Ne demek kendi yemeğini kendi yemesi, kendi başına uyumayı öğrenmesi, odasını toplaması?! 30 yaşına da gelse çoraplarını yerden toplayın. Başka türlü bu türün devam etmesi mümkün değil. Nesillerinin tükenmesini istemeyiz, öyle değil mi?
4. Anlamayacağını düşünerek yanında her şeyi konuşun, küfredin, kendinizi olabilecek en yanlış şekilde ifade edin.
Anlamaz yaa, boş verin…
5. Başkalarının çocuklarıyla ya da başkalarıyla kıyaslayın: “Aslı annesini hiç üzmüyor, Can yemeğini her zaman bitiriyor, Naz’ın karnesi seninkinden daha iyi” deyin.
Biricik yavrunuzu başkalarının yavrularıyla kıyaslayın, ona kendini yetersiz hissetmesi için elinizden geleni yapın. Sonuçta onu hayata hazırlıyorsunuz!
6. Oğlunuzu pipisi olduğu için sürekli övün, cinsiyetinden ötürü üstün olduğuna inandırın, errrrrkek gibi davranması için sürekli teşvik edin.
Cinsiyetçi yaklaşımlarınızın tamamını benimseyebilmesi için aşağılamayı da ihmal etmeyin: “Karı gibi ağlama, erkek dediğin öyle yapmaz, erkekler pembe giymez” deyin. Oyuncak olarak tabanca alın, şiddeti benimsemesini sağlayın.
7. Beceriksizliğini sık sık yüzüne vurun, özgüvenini yitirmesi için her daim aşağılayın, kendini kötü hissetmesi için her zaman “Sen yapamazsın” deyin.

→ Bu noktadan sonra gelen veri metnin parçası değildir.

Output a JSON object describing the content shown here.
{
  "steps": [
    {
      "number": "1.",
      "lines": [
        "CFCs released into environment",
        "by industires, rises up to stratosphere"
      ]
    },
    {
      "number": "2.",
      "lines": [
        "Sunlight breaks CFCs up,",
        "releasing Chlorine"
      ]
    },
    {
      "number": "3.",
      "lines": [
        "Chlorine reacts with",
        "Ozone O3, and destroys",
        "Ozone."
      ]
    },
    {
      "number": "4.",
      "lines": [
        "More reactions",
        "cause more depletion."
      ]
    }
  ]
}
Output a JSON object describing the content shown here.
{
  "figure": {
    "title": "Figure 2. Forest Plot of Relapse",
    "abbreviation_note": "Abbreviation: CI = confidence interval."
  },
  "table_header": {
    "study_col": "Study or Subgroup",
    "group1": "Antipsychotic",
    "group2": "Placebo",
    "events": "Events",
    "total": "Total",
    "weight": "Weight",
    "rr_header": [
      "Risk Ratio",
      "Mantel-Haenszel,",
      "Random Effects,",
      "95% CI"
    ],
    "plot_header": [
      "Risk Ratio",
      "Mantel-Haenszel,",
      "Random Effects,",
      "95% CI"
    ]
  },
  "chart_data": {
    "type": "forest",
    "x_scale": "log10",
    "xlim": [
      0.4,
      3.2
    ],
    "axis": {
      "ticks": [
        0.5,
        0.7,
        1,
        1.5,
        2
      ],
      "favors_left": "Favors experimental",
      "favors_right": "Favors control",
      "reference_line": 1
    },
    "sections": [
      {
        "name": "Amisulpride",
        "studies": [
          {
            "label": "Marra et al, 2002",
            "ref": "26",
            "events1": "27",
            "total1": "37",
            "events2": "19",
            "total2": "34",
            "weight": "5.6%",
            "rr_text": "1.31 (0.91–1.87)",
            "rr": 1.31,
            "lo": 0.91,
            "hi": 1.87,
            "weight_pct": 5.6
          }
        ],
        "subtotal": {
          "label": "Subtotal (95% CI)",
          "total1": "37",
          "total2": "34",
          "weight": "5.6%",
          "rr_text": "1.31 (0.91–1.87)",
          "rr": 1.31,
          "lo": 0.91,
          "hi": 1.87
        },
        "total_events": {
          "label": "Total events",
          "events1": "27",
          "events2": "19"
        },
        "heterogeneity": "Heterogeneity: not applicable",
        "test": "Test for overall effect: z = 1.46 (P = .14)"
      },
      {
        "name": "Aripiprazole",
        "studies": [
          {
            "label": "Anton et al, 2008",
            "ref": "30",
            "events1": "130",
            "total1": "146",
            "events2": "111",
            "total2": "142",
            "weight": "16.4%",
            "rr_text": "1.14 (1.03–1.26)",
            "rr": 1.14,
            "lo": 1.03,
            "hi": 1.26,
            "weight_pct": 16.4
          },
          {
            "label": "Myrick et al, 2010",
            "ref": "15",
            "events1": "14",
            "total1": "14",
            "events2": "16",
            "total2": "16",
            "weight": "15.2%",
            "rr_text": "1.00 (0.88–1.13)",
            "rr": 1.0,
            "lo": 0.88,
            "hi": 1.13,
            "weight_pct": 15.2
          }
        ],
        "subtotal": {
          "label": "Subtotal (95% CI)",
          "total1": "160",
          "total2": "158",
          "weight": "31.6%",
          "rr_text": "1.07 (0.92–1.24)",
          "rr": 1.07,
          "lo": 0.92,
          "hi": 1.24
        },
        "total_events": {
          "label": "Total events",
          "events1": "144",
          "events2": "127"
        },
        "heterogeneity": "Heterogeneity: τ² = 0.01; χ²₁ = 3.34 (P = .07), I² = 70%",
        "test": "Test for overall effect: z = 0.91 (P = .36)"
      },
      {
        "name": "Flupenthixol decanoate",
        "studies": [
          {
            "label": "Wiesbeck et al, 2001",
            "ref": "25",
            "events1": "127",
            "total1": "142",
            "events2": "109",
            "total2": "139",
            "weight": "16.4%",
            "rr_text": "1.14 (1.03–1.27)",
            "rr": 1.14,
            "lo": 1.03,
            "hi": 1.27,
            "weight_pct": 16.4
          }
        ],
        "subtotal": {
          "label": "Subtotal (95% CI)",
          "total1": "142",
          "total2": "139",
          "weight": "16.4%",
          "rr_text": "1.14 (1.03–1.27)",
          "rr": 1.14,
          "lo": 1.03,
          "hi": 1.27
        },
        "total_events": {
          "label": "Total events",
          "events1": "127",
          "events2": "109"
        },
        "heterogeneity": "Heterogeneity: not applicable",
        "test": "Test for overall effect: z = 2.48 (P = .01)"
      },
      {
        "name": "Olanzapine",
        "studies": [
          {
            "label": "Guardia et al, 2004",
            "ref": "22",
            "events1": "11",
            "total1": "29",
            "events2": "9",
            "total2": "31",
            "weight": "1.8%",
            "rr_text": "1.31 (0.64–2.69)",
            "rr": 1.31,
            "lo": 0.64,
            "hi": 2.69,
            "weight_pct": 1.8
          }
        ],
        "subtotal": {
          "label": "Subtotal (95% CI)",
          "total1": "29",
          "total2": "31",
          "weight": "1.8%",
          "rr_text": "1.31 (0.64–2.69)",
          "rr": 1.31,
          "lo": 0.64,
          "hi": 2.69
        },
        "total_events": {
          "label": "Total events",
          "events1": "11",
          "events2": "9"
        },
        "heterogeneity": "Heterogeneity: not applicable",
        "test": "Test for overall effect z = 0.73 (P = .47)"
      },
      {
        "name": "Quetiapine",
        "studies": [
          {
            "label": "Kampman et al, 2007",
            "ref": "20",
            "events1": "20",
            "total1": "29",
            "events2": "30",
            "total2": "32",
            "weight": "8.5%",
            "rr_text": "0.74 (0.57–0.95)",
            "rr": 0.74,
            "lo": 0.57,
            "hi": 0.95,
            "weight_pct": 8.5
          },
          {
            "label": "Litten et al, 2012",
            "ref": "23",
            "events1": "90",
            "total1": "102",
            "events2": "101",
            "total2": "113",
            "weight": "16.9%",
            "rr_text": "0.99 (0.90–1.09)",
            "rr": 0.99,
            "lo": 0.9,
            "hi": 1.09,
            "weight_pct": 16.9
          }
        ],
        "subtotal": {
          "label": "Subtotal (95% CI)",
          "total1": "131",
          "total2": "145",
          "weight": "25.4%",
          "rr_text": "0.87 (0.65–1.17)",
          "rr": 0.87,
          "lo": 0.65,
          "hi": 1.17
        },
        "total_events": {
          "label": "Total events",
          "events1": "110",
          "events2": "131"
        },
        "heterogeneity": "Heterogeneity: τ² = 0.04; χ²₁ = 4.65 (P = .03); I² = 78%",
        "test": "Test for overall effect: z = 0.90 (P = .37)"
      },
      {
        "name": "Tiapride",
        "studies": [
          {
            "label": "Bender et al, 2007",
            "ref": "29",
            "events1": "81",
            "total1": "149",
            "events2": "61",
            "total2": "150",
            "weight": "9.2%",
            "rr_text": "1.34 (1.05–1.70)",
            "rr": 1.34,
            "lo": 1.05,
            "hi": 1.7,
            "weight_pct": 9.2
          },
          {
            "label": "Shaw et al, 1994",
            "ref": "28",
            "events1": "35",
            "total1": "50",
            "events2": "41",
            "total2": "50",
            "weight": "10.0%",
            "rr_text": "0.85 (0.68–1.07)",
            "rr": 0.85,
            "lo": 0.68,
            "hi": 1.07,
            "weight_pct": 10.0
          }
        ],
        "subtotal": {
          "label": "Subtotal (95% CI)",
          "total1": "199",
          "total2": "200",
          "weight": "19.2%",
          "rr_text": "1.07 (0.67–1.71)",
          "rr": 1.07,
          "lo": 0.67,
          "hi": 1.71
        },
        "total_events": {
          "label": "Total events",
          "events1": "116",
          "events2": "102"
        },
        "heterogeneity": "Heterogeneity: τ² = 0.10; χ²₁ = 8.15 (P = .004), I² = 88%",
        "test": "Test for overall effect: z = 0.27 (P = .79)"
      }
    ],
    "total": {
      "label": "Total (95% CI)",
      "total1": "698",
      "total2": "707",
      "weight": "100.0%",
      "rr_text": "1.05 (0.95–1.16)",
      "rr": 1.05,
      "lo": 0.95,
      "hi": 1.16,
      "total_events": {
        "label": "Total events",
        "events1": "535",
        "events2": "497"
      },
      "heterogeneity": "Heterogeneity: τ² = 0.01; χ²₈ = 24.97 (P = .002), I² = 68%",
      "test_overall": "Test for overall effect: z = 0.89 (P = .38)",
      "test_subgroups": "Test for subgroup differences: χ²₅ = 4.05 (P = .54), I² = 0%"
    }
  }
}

Böylece sizsiz bir adım bile atamayacak bir çocuk yetiştirmiş olursunuz. Her zaman size muhtaç, 30 yaşında bile…
8. Kız çocuğunuzu sürekli ‘prensesim’ diye sevin, ayağına taş bile değmesine izin vermeyin, elini sıcak sudan soğuk suya bile sokmayın ki hayatın gerçekleriyle yüzleşmesin.
Pespembe bir dünya kurun, bütün insanların iyi olduğuna inandırın, her istediğimi “Aman da benim minik prensesim” diyerek gerçekleştirin, sürekli güzelliğinden bahsedin ve Paris Hilton gibi olmasını izleyin. Nefis bir çalışma…
9. En üstün türün ve dünyanın sahibinin insan olduğuna inandırın, hayvanları sevmemesi gerektiğini söyleyin, mümkünse siz de hayvanlardan korkarak uzaklaşın.
Sokakta hayvan gördüğünüz anda kaçın ve çocuğunuzu da kaçırın, hayvanlara kötü davranın, hayvan sahiplenenlerle ilgili atıp tutun. Sonuçta en üstün tür insan evladı, bunu sürekli olarak hatırlatın.
10. Sürekli korkutun, ‘öcü’lere vermekle tehdit edin, korkutucu hikayeler anlatarak ders almasını umun, “Böyle yaparsan seni terk ederim” deyin.
Sadece umduğunuzla kalabilirsiniz ama siz yine de deneyin ya, denemekten bir şey olmaz. Çocuk dediğin azıcık korkacak hem… Yokluğunuzla imtihan olsun ki kıymetinizi anlasın.
11. Sosyal medyaya sürekli fotoğraflarını yükleyerek fenomen olmasını sağlayın, sanki dünya onun etrafında dönüyormuş gibi davranın, onun üzerinden para kazanın.
Hem sürekli cep telefonunuzla ilgilendiğiniz için çocuğunuz dünyayı sırf oradan ibaret zanneder, ne kadar güzel!
12. Sürekli paradan bahsedin, paranın her kapıyı açacağına inandırın, ağlayınca hemen para verin.
Parayla her şeyi yapabileceğine inandırın ki büyüyünce karşılaştığı ilk zorlukta ortada kalsın, ne yapacağını bilemesin.
13. Düşene bir tekme de onun vurması gerektiğini öğretin, yardımlaşmayı acizlikle eş değer tutun, empati duygusunun yeşermesine bile izin vermeyin.
Kimseye yardım etmesine tabii ki izin vermeyin, sonuçta herkes kendi eder ve kendi bulur. Yardımlaşmak da acizlikten başka bir şey değil, insanlara kendisini öyle açmasına izin vermeyin.